Ah, the World Series, commonly known as the Fall Classic. The culmination of seven long months of playing ball damn near every day to determine a champion for America’s pastime — where baseball fans from sea to shining sea get to enjoy two amazing baseball teams featuring shutdown aces and dinger-mashing stars. But in 2006, we didn’t get a Classic … we instead got The. Worst. World. Series. Ever.
The coolest thing about the AL champion Detroit Tigers was their old, curmudgeonly, mid-game-cigarette-smoking manager. They were also quite bad at playing baseball down the stretch, losing 62 percent of their games over the final eight weeks of the season. And while Carlos Guillen was a very nice player, it shouldn’t be too much to expect a World Series team to have a player better than he.

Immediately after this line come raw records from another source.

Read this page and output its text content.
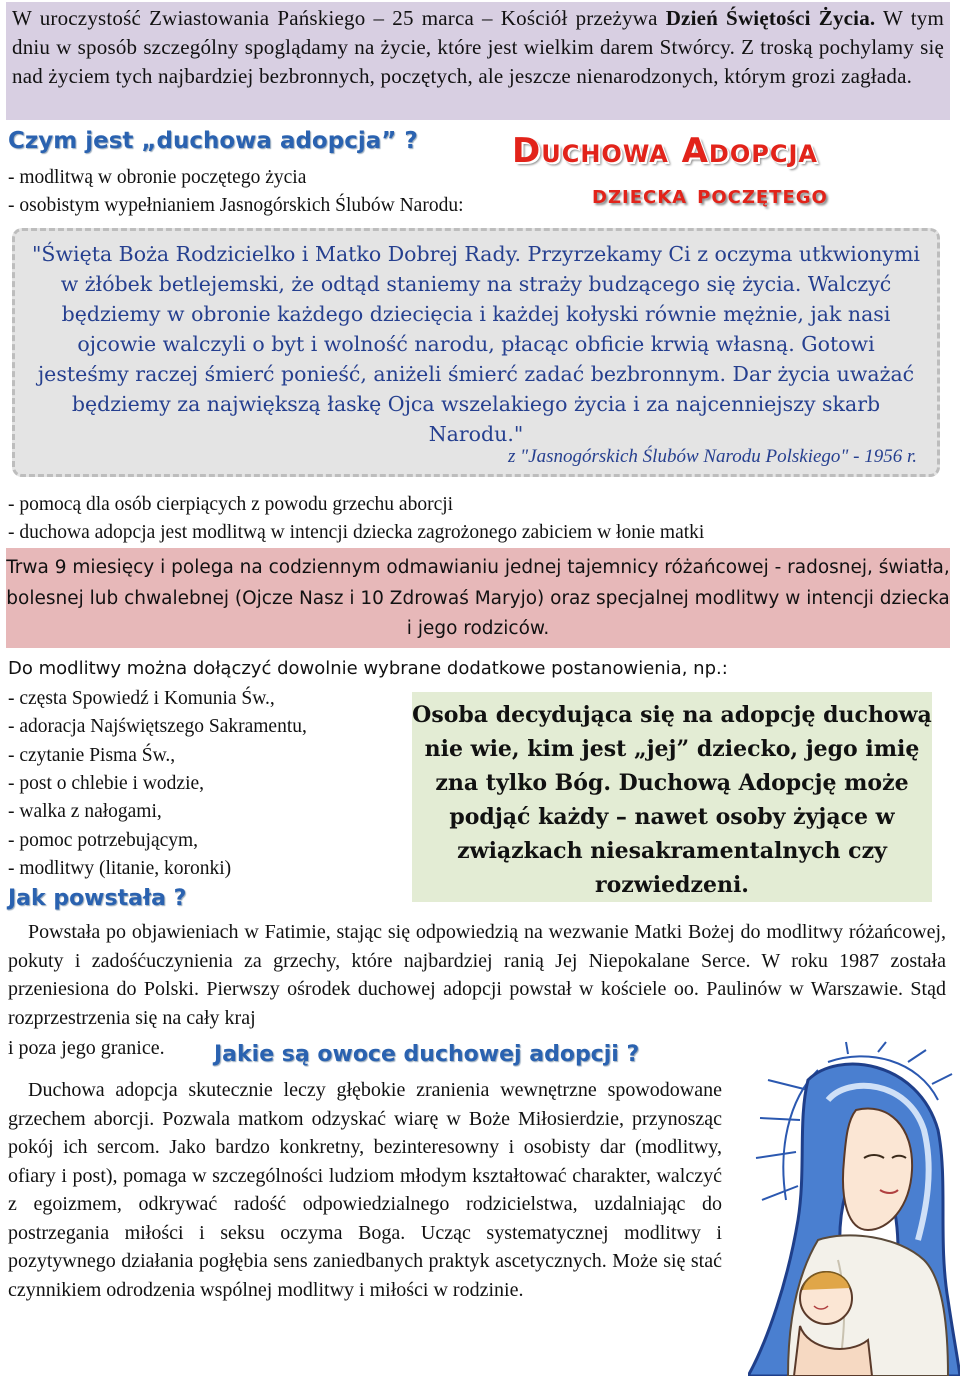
W uroczystość Zwiastowania Pańskiego – 25 marca – Kościół przeżywa Dzień Świętości Życia. W tym dniu w sposób szczególny spoglądamy na życie, które jest wielkim darem Stwórcy. Z troską pochylamy się nad życiem tych najbardziej bezbronnych, poczętych, ale jeszcze nienarodzonych, którym grozi zagłada.
Czym jest „duchowa adopcja” ?	Duchowa Adopcja
dziecka poczętego
- modlitwą w obronie poczętego życia
- osobistym wypełnianiem Jasnogórskich Ślubów Narodu:
"Święta Boża Rodzicielko i Matko Dobrej Rady. Przyrzekamy Ci z oczyma utkwionymi w żłóbek betlejemski, że odtąd staniemy na straży budzącego się życia. Walczyć będziemy w obronie każdego dziecięcia i każdej kołyski równie mężnie, jak nasi ojcowie walczyli o byt i wolność narodu, płacąc obficie krwią własną. Gotowi jesteśmy raczej śmierć ponieść, aniżeli śmierć zadać bezbronnym. Dar życia uważać będziemy za największą łaskę Ojca wszelakiego życia i za najcenniejszy skarb Narodu."
z "Jasnogórskich Ślubów Narodu Polskiego" - 1956 r.
- pomocą dla osób cierpiących z powodu grzechu aborcji
- duchowa adopcja jest modlitwą w intencji dziecka zagrożonego zabiciem w łonie matki
Trwa 9 miesięcy i polega na codziennym odmawianiu jednej tajemnicy różańcowej - radosnej, światła, bolesnej lub chwalebnej (Ojcze Nasz i 10 Zdrowaś Maryjo) oraz specjalnej modlitwy w intencji dziecka i jego rodziców.
Do modlitwy można dołączyć dowolnie wybrane dodatkowe postanowienia, np.:
- częsta Spowiedź i Komunia Św.,
- adoracja Najświętszego Sakramentu,
- czytanie Pisma Św.,
- post o chlebie i wodzie,
- walka z nałogami,
- pomoc potrzebującym,
- modlitwy (litanie, koronki)
Osoba decydująca się na adopcję duchową nie wie, kim jest „jej” dziecko, jego imię zna tylko Bóg. Duchową Adopcję może podjąć każdy – nawet osoby żyjące w związkach niesakramentalnych czy rozwiedzeni.
Jak powstała ?
Powstała po objawieniach w Fatimie, stając się odpowiedzią na wezwanie Matki Bożej do modlitwy różańcowej, pokuty i zadośćuczynienia za grzechy, które najbardziej ranią Jej Niepokalane Serce. W roku 1987 została przeniesiona do Polski. Pierwszy ośrodek duchowej adopcji powstał w kościele oo. Paulinów w Warszawie. Stąd rozprzestrzenia się na cały kraj
i poza jego granice. Jakie są owoce duchowej adopcji ?
Duchowa adopcja skutecznie leczy głębokie zranienia wewnętrzne spowodowane grzechem aborcji. Pozwala matkom odzyskać wiarę w Boże Miłosierdzie, przynosząc pokój ich sercom. Jako bardzo konkretny, bezinteresowny i osobisty dar (modlitwy, ofiary i post), pomaga w szczególności ludziom młodym kształtować charakter, walczyć z egoizmem, odkrywać radość odpowiedzialnego rodzicielstwa, uzdalniając do postrzegania miłości i seksu oczyma Boga. Ucząc systematycznej modlitwy i pozytywnego działania pogłębia sens zaniedbanych praktyk ascetycznych. Może się stać czynnikiem odrodzenia wspólnej modlitwy i miłości w rodzinie.
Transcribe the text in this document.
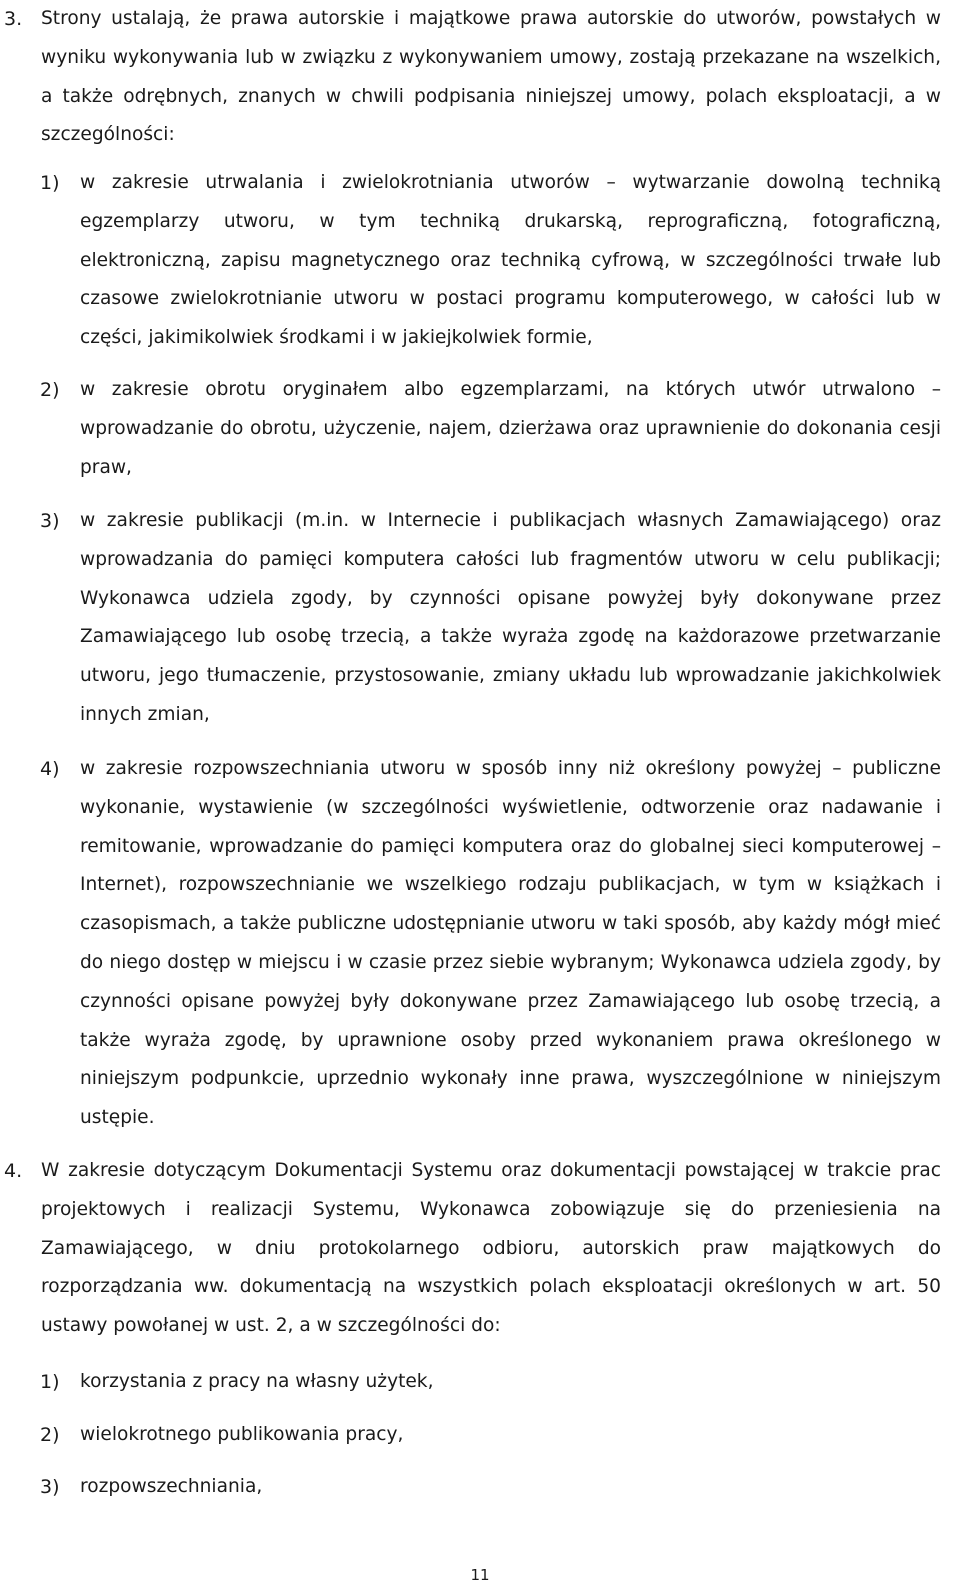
3. Strony ustalają, że prawa autorskie i majątkowe prawa autorskie do utworów, powstałych w wyniku wykonywania lub w związku z wykonywaniem umowy, zostają przekazane na wszelkich, a także odrębnych, znanych w chwili podpisania niniejszej umowy, polach eksploatacji, a w szczególności:

1) w zakresie utrwalania i zwielokrotniania utworów – wytwarzanie dowolną techniką egzemplarzy utworu, w tym techniką drukarską, reprograficzną, fotograficzną, elektroniczną, zapisu magnetycznego oraz techniką cyfrową, w szczególności trwałe lub czasowe zwielokrotnianie utworu w postaci programu komputerowego, w całości lub w części, jakimikolwiek środkami i w jakiejkolwiek formie,

2) w zakresie obrotu oryginałem albo egzemplarzami, na których utwór utrwalono – wprowadzanie do obrotu, użyczenie, najem, dzierżawa oraz uprawnienie do dokonania cesji praw,

3) w zakresie publikacji (m.in. w Internecie i publikacjach własnych Zamawiającego) oraz wprowadzania do pamięci komputera całości lub fragmentów utworu w celu publikacji; Wykonawca udziela zgody, by czynności opisane powyżej były dokonywane przez Zamawiającego lub osobę trzecią, a także wyraża zgodę na każdorazowe przetwarzanie utworu, jego tłumaczenie, przystosowanie, zmiany układu lub wprowadzanie jakichkolwiek innych zmian,

4) w zakresie rozpowszechniania utworu w sposób inny niż określony powyżej – publiczne wykonanie, wystawienie (w szczególności wyświetlenie, odtworzenie oraz nadawanie i remitowanie, wprowadzanie do pamięci komputera oraz do globalnej sieci komputerowej – Internet), rozpowszechnianie we wszelkiego rodzaju publikacjach, w tym w książkach i czasopismach, a także publiczne udostępnianie utworu w taki sposób, aby każdy mógł mieć do niego dostęp w miejscu i w czasie przez siebie wybranym; Wykonawca udziela zgody, by czynności opisane powyżej były dokonywane przez Zamawiającego lub osobę trzecią, a także wyraża zgodę, by uprawnione osoby przed wykonaniem prawa określonego w niniejszym podpunkcie, uprzednio wykonały inne prawa, wyszczególnione w niniejszym ustępie.

4. W zakresie dotyczącym Dokumentacji Systemu oraz dokumentacji powstającej w trakcie prac projektowych i realizacji Systemu, Wykonawca zobowiązuje się do przeniesienia na Zamawiającego, w dniu protokolarnego odbioru, autorskich praw majątkowych do rozporządzania ww. dokumentacją na wszystkich polach eksploatacji określonych w art. 50 ustawy powołanej w ust. 2, a w szczególności do:

1) korzystania z pracy na własny użytek,

2) wielokrotnego publikowania pracy,

3) rozpowszechniania,

11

The NL champion St. Louis Cardinals did their very best to blow a seven-game division lead with a bit over a week to go in the season, finishing with just one more win than the Astros. Though at least they did have one superstar — Albert Pujols. Indeed, he’d just joined some dude named Babe as the only players to ever bat at least .330 with 40+ homers in four straight seasons, clobbering baseballs as masterfully as humanly possible. But their lineup had little else to write home about. And spearheaded by two of the five worst pitchers in baseball (Jason Marquis, Jeff Weaver), the Cardinals’ rotation was literally well below average en route to a thoroughly middling 83-win season.